In a Jan 22 interview with Bloomberg, however, he said the government had no plans to raise the debt ceiling at the moment. “If we look at where the debt level is today, we will continue to forecast that our debt level will be below the 60% debt ceiling that we set earlier on.”
Treasury deputy secretary-general (policy) Zakiah Jaafar told Bernama TV on Jan 25 that the government had no plans to raise the debt ceiling from 60% at the moment. “The government’s priority is to ensure spending according to the set limits, strict monitoring and ensuring that the allocation reaches the target groups.”
Before the temporary increase last August, Malaysia last raised the statutory debt ceiling from 45% to 55% in July 2009 amid the global financial crisis.
Malaysia’s debt-to-GDP ratio would also be lower than expected if GDP grows better than forecast this year. As it is, the government is maintaining its 2021 GDP forecast of between 6.5% and 7.5% for 2021, even though the reimposition of the Movement Control Order (MCO 2.0) is estimated to cost the economy RM700 million a day.
The country’s nominal GDP for 2021 would match that of 2019 if it grows at least 6.75% this year, our back-of-the-envelope calculations show.

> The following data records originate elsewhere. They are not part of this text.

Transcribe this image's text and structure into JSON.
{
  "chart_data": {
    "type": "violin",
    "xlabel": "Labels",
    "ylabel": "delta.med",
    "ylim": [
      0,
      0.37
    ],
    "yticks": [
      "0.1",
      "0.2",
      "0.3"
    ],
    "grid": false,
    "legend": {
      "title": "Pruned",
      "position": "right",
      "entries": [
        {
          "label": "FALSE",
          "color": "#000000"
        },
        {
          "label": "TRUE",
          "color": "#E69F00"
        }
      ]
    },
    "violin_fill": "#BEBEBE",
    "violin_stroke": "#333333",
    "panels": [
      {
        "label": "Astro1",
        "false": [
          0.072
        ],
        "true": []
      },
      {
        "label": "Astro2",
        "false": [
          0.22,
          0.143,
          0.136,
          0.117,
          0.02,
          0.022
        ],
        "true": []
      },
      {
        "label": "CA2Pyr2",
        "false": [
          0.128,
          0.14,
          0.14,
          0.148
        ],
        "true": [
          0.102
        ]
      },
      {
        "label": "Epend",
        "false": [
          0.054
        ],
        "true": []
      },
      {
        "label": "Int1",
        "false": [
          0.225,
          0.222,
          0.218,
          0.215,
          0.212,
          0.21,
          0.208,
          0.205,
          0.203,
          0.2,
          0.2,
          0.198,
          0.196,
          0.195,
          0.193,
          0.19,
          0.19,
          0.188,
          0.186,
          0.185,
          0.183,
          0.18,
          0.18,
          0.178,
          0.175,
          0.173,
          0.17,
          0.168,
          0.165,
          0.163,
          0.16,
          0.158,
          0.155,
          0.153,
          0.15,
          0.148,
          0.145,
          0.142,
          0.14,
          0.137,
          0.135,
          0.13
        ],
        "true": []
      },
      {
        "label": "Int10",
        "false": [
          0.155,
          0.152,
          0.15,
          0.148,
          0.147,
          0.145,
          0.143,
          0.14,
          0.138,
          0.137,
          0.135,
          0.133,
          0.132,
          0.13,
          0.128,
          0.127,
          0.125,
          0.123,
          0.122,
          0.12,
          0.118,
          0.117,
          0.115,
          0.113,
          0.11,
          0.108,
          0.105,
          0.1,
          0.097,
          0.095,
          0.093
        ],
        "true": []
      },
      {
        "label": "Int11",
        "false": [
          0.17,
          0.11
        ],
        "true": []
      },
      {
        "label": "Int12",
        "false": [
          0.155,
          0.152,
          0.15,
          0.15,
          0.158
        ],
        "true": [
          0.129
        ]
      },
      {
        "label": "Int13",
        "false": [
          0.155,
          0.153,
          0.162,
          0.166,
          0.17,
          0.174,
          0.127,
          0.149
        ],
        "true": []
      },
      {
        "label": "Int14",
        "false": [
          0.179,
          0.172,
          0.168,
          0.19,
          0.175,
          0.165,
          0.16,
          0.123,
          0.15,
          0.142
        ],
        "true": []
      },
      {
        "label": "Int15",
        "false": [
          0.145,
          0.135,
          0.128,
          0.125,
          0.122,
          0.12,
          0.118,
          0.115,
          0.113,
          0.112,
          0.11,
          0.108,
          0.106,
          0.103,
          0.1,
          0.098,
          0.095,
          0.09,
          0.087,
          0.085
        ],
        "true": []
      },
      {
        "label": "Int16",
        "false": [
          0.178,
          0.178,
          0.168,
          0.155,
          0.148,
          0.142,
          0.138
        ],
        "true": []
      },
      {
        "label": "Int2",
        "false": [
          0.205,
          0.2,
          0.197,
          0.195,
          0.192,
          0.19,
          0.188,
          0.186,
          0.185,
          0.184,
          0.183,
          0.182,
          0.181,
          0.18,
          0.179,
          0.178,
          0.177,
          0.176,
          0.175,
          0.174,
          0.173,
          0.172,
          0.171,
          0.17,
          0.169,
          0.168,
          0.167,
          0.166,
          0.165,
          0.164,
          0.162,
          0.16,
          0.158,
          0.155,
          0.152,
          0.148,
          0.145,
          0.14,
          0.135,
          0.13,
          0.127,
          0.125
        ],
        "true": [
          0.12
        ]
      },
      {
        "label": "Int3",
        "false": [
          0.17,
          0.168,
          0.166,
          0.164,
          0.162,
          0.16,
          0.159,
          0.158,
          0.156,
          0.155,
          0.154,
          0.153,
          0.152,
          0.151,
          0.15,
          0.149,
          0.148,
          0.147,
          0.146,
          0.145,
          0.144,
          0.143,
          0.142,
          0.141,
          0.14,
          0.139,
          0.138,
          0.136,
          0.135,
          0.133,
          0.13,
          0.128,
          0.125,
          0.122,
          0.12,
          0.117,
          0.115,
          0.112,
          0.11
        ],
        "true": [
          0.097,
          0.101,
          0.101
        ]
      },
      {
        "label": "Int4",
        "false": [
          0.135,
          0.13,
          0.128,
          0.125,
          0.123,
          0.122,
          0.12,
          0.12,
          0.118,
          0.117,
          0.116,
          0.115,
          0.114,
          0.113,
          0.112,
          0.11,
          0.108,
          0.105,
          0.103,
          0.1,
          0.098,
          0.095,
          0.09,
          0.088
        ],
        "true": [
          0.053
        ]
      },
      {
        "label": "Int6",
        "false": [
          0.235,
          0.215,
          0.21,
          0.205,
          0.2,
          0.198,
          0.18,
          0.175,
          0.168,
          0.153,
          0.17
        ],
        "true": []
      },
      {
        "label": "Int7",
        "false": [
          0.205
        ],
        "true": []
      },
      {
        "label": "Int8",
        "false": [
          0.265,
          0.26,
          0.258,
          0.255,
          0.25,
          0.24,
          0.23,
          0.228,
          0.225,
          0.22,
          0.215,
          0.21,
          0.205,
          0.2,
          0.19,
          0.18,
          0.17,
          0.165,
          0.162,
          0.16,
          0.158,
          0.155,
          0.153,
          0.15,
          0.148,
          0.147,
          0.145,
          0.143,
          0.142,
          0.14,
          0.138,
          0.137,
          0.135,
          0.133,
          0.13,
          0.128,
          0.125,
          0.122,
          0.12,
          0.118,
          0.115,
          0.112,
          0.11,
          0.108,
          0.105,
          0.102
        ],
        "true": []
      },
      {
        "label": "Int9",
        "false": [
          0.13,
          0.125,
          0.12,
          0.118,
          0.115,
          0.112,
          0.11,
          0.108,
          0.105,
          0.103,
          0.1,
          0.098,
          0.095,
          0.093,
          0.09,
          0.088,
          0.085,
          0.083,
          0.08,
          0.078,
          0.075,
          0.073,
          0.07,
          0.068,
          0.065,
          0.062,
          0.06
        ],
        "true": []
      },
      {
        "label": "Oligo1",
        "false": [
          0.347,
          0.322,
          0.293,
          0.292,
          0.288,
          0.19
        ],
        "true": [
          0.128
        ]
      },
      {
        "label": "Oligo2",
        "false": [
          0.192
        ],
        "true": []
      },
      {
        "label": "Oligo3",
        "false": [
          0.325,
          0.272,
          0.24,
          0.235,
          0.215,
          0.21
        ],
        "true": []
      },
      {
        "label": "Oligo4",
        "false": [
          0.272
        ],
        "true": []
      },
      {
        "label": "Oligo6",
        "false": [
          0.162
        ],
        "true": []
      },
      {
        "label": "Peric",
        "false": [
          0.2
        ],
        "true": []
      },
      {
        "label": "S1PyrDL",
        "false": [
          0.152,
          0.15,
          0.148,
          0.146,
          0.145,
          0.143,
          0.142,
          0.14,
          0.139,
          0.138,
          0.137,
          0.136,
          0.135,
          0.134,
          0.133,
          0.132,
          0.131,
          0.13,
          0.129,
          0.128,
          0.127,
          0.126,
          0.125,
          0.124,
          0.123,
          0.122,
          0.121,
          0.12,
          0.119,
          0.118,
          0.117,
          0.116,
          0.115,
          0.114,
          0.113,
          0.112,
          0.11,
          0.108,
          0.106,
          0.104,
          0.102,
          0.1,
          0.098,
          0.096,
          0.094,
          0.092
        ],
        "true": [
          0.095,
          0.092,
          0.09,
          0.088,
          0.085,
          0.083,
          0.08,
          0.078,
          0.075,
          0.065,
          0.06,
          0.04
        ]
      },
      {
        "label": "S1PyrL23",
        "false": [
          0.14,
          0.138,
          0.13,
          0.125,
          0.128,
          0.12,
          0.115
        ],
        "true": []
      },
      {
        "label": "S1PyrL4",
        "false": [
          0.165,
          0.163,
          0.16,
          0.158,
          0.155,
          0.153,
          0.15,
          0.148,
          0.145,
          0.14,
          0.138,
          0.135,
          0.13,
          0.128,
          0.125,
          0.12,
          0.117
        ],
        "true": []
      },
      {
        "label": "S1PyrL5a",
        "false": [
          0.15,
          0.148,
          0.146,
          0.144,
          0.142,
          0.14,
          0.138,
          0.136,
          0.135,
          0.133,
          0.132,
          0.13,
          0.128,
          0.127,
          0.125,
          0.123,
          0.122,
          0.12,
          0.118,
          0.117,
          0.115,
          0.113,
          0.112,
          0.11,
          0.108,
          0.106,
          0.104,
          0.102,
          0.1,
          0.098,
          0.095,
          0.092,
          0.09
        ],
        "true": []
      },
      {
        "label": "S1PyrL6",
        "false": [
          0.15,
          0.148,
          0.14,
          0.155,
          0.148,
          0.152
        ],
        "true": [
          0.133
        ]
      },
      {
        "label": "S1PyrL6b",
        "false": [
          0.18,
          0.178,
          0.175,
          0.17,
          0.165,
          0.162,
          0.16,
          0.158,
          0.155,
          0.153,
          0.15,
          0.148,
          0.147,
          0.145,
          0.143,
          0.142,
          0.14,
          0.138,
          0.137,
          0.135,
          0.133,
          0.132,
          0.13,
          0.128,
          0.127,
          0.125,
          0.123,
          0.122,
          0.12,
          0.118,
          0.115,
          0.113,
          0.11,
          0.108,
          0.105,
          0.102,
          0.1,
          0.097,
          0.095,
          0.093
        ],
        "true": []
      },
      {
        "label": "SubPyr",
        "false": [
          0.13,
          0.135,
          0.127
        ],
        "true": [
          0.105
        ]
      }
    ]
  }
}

Several economists have revised lower their GDP projections for 2021 closer to 5% following the recent imposition of MCO 2.0 as well as after the release of Malaysia’s final GDP reading for 2020 on Feb 11. The country’s economy contracted 5.6% in 2020, just below the central bank’s projection of between -3.5% and -5.5% last August and below the government’s projection of -4.5% in the 2021 Fiscal Outlook report released last November.
It remains to be seen whether Bank Negara Malaysia will revise its 2021 GDP forecast when it releases its annual report for 2020 (likely in late March or April) or the first quarter GDP data on May 11.